In many ways, players like Harazi were prototypes for what came later.
More recently, Turkish clubs have continued quietly dipping into the Israeli market.
Dia Saba arrived at Sivasspor carrying a slightly different significance. An Arab-Israeli footballer with Palestinian roots playing in Turkey added another layer of regional complexity that only football could casually absorb and continue with as normal on a Sunday afternoon.
Technically gifted and intelligent between the lines, Saba showed the same qualities Turkish clubs have long sought from Israeli footballers: technique, tactical flexibility and emotional resilience.

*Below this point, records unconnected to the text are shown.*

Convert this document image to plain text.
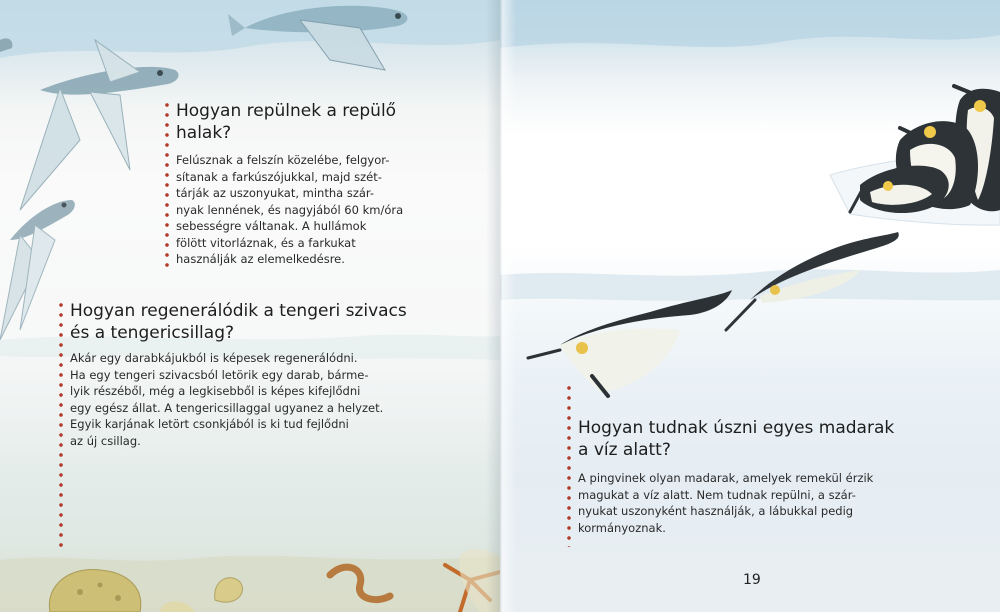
Hogyan repülnek a repülő
halak?

Felúsznak a felszín közelébe, felgyor-
sítanak a farkúszójukkal, majd szét-
tárják az uszonyukat, mintha szár-
nyak lennének, és nagyjából 60 km/óra
sebességre váltanak. A hullámok
fölött vitorláznak, és a farkukat
használják az elemelkedésre.

Hogyan regenerálódik a tengeri szivacs
és a tengericsillag?

Akár egy darabkájukból is képesek regenerálódni.
Ha egy tengeri szivacsból letörik egy darab, bárme-
lyik részéből, még a legkisebből is képes kifejlődni
egy egész állat. A tengericsillaggal ugyanez a helyzet.
Egyik karjának letört csonkjából is ki tud fejlődni
az új csillag.

Hogyan tudnak úszni egyes madarak
a víz alatt?

A pingvinek olyan madarak, amelyek remekül érzik
magukat a víz alatt. Nem tudnak repülni, a szár-
nyukat uszonyként használják, a lábukkal pedig
kormányoznak.

19
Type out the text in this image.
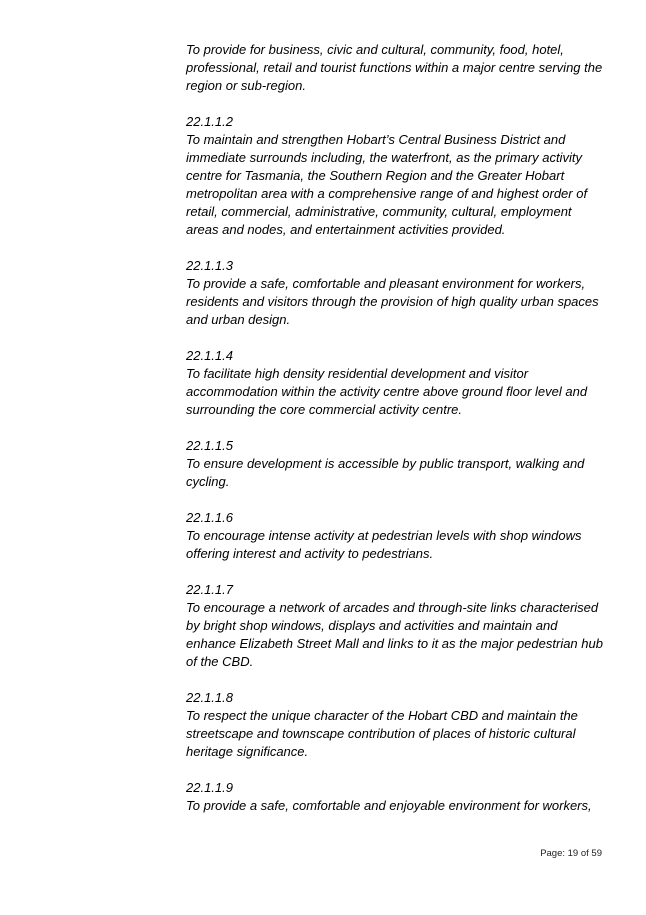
To provide for business, civic and cultural, community, food, hotel, professional, retail and tourist functions within a major centre serving the region or sub-region.

22.1.1.2
To maintain and strengthen Hobart’s Central Business District and immediate surrounds including, the waterfront, as the primary activity centre for Tasmania, the Southern Region and the Greater Hobart metropolitan area with a comprehensive range of and highest order of retail, commercial, administrative, community, cultural, employment areas and nodes, and entertainment activities provided.

22.1.1.3
To provide a safe, comfortable and pleasant environment for workers, residents and visitors through the provision of high quality urban spaces and urban design.

22.1.1.4
To facilitate high density residential development and visitor accommodation within the activity centre above ground floor level and surrounding the core commercial activity centre.

22.1.1.5
To ensure development is accessible by public transport, walking and cycling.

22.1.1.6
To encourage intense activity at pedestrian levels with shop windows offering interest and activity to pedestrians.

22.1.1.7
To encourage a network of arcades and through-site links characterised by bright shop windows, displays and activities and maintain and enhance Elizabeth Street Mall and links to it as the major pedestrian hub of the CBD.

22.1.1.8
To respect the unique character of the Hobart CBD and maintain the streetscape and townscape contribution of places of historic cultural heritage significance.

22.1.1.9
To provide a safe, comfortable and enjoyable environment for workers,

Page: 19 of 59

Eden Kartsev joined İstanbul Başakşehir during a period when Turkish clubs increasingly viewed Israel as a financially sensible scouting market: close enough culturally, competitive enough technically, but often cheaper than Western Europe.
Similarly, İsmail Ryan (better known in Israel as Ismaeel Ryan) represented another modern example of Israeli-Arab footballers finding opportunities in Turkish football’s enormous and unpredictable ecosystem.
And that may be the most interesting part of this entire story.
Israeli footballers in Turkey were never really treated as a grand political project. They were simply footballers. Some succeeded brilliantly. Some struggled. Some became cult heroes. Some vanished after six rainy away trips to Kayseri. Which, honestly, is the most Turkish football outcome imaginable.
Because once the whistle blows in Turkey, identity usually comes second to one far more important question: “but can he play?”